"It is true," she said, feeling that she was falling into an abyss.

"You see, therefore, that neither according to the laws of love nor according to the laws of marriage have I betrayed you. And if you had a conscience, to adopt your own phraseology, if you had the least loyalty, you would at once confess that I have not betrayed you. You accepted the whole bargain. I am free in heart, and at liberty to do as I like. I have not betrayed you. Confess it."

"Cesare, Cesare, be human, be Christian; don't require me to say that."

"Tragedies are one thing, and truth is another, Anna. I desire to establish the fact that I haven't betrayed you, my dear. For what I did last night, for what I may have done on any other night, for what I may do any night in the future, I have your own permission. Confess it."

"I can't say that, do you understand?" she cried. "Oh, you are always in the right; you always know how to put yourself in the right. You are right in your selfishness, in your perfidy, in your wickedness, in your frightful corruption; you were right in proposing that disgraceful bargain to me, which I was not ashamed to accept, and which you to-day so justly and so appropriately remind me of. But I believed that to love, to adore a man as I loved and adored you, would be a charm to conquer with; and I have lost. For you are stronger than I; indifference is stronger than love; selfishness is stronger than passion. Generous abandonment cannot overcome the refined calculation of a corrupt man. I am wrong, I alone, I confess it—since I loved you to the point of dying for you, since I imagined that that was enough, since I had in my soul the divine hope of winning you by my love. I am wrong, I confess it; yes, I confess it. I cannot love nor hate nor live. I am nothing but a bore, a superfluous person, and a tiresome; it is true; it is true. Say it again."

"If you wish it, I will."

"You are right. You are always right. I have done nothing but blunder. I have always obeyed the mad impulses of my heart. I fled from my home. I ought not to have loved you, and I loved you. I loved you; I have bored you; and I myself, of my free will, gave you permission to betray me. You are the most vicious man I know. You're unredeemed by a thought or a feeling. You horrify me. Under the same roof with your wife, you have committed an odious sin—a sin that would make the worst men shudder. And I can't punish you, because I consented to it; because I debased the dignity of my love before you; because indeed I am a cowardly and infamous creature. See how right you are! You have sinned, but so far as I am concerned you are innocent. I am infamous and cowardly, because I ought to have died rather than accept that loathsome bargain. Forgive me if I have upbraided you. I'll ask Laura's pardon too. No human being is soiled with an infamy so great as mine. Forgive me."

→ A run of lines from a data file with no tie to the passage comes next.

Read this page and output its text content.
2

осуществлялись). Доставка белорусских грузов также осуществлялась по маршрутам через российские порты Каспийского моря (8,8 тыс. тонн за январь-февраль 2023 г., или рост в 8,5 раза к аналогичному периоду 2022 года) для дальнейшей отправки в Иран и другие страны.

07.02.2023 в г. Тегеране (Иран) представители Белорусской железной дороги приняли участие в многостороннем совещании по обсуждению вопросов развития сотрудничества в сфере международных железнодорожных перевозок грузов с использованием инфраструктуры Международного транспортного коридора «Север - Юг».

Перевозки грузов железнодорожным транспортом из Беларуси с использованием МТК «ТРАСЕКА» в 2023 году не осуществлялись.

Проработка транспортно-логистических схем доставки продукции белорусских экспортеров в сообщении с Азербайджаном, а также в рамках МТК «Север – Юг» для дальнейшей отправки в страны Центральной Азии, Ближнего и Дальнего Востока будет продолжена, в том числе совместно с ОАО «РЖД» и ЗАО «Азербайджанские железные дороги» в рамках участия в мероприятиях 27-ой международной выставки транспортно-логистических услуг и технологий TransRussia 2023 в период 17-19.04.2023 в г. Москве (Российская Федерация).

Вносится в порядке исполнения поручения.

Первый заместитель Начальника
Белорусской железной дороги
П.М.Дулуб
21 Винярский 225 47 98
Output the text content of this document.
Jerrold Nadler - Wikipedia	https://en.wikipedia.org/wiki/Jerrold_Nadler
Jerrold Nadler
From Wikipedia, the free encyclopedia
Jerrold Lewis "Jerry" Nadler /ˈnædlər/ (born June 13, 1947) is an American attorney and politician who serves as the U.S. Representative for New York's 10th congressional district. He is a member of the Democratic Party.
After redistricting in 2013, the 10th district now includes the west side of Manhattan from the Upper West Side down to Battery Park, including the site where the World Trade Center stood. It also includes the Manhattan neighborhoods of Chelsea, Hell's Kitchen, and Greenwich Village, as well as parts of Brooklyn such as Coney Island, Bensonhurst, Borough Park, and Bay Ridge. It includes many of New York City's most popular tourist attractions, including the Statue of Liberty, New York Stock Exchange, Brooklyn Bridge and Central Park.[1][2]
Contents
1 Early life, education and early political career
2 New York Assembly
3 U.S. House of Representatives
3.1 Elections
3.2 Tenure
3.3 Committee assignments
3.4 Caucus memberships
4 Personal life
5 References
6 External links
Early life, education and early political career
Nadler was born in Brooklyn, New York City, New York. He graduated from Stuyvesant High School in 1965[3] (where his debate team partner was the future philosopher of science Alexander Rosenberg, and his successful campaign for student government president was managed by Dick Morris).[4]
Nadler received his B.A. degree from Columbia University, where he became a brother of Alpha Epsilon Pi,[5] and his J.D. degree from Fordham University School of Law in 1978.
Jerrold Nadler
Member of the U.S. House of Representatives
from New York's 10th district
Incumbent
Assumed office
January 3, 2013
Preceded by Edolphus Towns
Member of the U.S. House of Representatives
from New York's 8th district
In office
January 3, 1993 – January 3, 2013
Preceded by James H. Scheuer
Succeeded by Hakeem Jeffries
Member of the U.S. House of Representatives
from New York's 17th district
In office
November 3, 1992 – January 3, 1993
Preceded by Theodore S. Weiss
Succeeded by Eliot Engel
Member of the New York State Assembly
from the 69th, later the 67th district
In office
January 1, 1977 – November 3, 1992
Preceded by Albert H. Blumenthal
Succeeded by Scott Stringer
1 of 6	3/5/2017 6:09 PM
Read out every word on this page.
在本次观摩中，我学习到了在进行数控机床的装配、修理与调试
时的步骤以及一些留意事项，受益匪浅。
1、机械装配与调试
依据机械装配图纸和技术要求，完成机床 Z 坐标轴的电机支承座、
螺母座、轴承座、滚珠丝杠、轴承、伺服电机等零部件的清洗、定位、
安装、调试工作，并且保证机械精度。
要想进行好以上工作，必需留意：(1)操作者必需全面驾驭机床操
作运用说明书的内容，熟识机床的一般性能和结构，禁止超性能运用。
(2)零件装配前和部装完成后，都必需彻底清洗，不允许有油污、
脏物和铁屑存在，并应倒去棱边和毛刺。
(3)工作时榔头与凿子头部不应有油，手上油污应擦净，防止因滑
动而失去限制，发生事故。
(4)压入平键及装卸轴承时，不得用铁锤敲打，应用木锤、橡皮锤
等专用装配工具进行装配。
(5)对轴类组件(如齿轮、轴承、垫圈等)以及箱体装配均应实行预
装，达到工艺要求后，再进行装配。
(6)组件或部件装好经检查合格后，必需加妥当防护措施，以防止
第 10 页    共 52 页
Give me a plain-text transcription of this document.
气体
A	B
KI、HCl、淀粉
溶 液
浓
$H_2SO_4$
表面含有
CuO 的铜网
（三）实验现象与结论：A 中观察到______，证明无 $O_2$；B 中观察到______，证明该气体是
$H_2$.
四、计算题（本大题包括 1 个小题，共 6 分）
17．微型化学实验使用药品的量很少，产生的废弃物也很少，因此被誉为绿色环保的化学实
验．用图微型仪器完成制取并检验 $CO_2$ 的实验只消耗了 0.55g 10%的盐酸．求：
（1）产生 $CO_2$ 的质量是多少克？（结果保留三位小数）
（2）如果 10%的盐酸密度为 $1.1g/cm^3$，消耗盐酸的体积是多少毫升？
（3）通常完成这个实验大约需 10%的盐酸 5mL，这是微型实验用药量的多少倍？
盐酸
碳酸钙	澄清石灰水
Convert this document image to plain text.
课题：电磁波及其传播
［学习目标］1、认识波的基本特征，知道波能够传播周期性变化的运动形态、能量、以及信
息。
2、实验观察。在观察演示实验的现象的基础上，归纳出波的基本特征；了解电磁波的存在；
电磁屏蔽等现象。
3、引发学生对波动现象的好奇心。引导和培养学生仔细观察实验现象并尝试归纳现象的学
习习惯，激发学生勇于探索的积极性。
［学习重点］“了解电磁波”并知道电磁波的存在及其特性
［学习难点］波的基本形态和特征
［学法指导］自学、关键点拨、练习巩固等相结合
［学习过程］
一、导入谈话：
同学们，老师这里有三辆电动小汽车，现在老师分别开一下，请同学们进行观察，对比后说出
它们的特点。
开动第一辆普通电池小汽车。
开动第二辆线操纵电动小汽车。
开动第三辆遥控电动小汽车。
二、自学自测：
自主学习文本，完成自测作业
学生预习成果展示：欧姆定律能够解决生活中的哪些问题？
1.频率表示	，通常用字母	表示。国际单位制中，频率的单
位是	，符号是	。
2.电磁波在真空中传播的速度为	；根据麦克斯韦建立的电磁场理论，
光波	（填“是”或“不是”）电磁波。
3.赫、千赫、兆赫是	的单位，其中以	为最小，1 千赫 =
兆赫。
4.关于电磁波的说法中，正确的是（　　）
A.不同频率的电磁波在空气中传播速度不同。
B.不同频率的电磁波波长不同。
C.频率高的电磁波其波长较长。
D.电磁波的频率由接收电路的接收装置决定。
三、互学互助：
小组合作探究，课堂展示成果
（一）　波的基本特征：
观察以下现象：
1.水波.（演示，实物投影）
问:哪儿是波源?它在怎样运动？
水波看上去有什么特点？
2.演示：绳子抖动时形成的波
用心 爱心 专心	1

Perhaps he felt in these words the confusion of madness; perhaps he saw the light of madness in her eyes. But he was unmoved. She was a woman who had led him into committing a folly, who had bored him, and, what was more, who would like to continue to bore him in the future. He was unmoved. He was glad to have got the better of her in this struggle. He was unmoved. He thought it time to leave her, if he would retain his advantage.

"Good-bye, Anna," he said, rising.

"Don't go away, don't go away," she cried, throwing herself before him.